When our bus stopped and gave a ride to kids who were walking by the road, they were visibly elated. And even if they do not have the most comfortable lives, they still manage to have fun, enjoy and laugh by finding happiness in the little, simple joys of life. This is some serious food for thought for me. Overall, I learned plenty of life lessons from these tribal students and villagers.
Along with Allampally, I also had the chance to visit and talk to the students at Netra Vidyalaya, a college for visually challenged students. Every time I went there, it was such a thought-provoking experience.
Here are some life lessons I learned from these remarkable students:
Many people are driven by the stigma surrounding sight loss and often don’t steer away from their misconceptions. My lesson from this is — you don’t need sight to have a vision. They still have vision for the things they are passionate about in life. They love things such as music, fashion, and writing. I was impressed and humbled by how much dedication and passion they put into their work, especially how they work with the JAWS software on the computer and passionately pursue their hobbies. Their lack of eyesight doesn’t stop them from following their passions and reaching their goals.
Before this internship, I thought that some things must be impossible to accomplish for visually challenged people but the Netra Vidyalaya students completely changed my mind on this. Some things might be harder to achieve because of vision loss but that doesn’t mean that those things are beyond their reach. They have been able to achieve things and reach goals that I never thought would be possible. They continuously win gold medals in state-level sports and excel in their academics. Because of this, I now firmly believe that you can achieve anything you want to achieve if you have drive and determination.
Another insight I have gained from observing and talking to the Netra Vidyalaya students is that it is important to push yourself. I sometimes refuse to do activities because I don’t think I’m capable of achieving them or I feel too anxious to do them. I see some visually challenged kids push themselves out of their comfort zones and compete in sports such as cricket. This taught me that I should always step out of my comfort zone to boost my confidence. In the beginning, the idea of going into a remote tribal village in a rainy season seemed like a daunting task. Now that I have pushed myself to do it, I feel so much better and it has definitely boosted my confidence for the future.
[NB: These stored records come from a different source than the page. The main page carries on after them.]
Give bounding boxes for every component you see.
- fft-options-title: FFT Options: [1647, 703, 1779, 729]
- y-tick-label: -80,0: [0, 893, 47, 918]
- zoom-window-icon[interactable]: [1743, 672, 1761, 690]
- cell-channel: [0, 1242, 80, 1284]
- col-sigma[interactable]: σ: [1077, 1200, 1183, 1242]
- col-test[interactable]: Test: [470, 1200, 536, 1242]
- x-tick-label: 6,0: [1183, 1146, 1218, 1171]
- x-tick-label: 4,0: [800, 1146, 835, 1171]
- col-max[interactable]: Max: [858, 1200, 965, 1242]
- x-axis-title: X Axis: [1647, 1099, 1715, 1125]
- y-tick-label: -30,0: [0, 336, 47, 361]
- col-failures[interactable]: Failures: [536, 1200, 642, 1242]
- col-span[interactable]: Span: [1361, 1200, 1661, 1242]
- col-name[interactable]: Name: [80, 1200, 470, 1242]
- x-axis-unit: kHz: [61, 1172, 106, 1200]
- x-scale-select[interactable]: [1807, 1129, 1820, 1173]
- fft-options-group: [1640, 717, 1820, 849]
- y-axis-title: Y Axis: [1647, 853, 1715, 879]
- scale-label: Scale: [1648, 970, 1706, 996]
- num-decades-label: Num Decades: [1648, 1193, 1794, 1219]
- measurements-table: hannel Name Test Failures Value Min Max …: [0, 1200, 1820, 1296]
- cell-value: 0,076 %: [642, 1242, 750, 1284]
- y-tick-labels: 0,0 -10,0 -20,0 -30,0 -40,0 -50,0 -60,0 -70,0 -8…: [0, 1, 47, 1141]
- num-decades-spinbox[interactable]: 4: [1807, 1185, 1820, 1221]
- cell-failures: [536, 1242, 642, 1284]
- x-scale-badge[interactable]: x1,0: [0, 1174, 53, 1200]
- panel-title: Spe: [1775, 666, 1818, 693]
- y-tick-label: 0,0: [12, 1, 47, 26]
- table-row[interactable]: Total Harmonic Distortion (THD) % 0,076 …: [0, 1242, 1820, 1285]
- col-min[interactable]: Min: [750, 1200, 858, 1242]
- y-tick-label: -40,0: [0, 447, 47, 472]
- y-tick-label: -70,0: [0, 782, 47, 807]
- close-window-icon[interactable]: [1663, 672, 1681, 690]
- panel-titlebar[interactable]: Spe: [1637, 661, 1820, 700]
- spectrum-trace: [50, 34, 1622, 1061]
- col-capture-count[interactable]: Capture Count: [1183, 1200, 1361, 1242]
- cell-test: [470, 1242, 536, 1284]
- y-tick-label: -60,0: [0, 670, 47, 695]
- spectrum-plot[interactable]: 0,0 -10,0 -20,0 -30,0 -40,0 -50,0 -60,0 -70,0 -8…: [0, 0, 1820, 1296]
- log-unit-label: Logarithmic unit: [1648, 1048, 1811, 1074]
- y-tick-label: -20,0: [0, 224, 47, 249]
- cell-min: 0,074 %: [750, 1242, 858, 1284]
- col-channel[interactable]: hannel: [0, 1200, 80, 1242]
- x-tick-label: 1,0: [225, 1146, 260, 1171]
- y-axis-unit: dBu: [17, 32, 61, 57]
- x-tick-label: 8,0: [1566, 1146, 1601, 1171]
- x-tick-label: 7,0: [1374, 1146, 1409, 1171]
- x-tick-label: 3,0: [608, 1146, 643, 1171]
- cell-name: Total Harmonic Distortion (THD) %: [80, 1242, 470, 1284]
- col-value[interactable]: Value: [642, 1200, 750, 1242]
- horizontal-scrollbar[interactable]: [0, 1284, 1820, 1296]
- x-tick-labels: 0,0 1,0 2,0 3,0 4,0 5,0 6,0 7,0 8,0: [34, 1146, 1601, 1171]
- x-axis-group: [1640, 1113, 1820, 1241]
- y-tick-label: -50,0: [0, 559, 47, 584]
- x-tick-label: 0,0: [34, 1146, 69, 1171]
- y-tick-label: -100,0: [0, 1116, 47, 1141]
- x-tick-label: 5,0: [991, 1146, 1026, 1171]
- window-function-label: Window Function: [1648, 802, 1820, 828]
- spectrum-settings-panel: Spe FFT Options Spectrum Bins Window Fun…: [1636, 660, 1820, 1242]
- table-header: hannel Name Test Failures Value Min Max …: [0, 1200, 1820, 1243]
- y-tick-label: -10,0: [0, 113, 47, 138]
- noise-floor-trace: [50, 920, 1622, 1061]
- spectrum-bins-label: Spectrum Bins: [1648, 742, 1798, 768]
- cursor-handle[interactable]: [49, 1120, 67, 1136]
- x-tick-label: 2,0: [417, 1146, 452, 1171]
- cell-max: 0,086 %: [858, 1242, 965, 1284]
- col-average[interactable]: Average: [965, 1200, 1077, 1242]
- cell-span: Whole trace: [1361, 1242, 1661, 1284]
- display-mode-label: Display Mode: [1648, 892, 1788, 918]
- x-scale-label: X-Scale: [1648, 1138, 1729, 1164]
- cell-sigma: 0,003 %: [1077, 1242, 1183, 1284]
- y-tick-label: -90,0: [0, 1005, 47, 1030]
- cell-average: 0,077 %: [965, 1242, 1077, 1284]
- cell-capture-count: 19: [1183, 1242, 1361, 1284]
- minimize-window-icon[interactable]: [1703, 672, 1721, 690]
Something else I noticed in the Netra Vidyalaya students is that they have a lot of trust in their fellow classmates. How they support each other while walking, how they navigate around their computer classrooms, or even how they eat together for every single meal. This, of course, fosters community spirit and cohesion.
During one of our life lesson conversations, our Swamiji taught us our ego stems from three sources. Ego from wealth, ego from education, and ego from position (being from a reputed family or a position of power). Swamiji further taught us that we should be aware of these at all times. This self-awareness further helps with our self-discovery process.
Even after the trip ended, my journey of self-discovery continues based on the lessons I received during the trip. This internship taught me not to take my blessings for granted, and before I open my mouth to complain, I remember the face of the little boy, who lost his eyesight at the age of 9 and is still studying hard to become a bank officer. I also realized how trivial my own problems are compared to what others are battling each day. This internship has unquestionably changed my outlook and perspective on life and how I encounter different situations on a daily basis.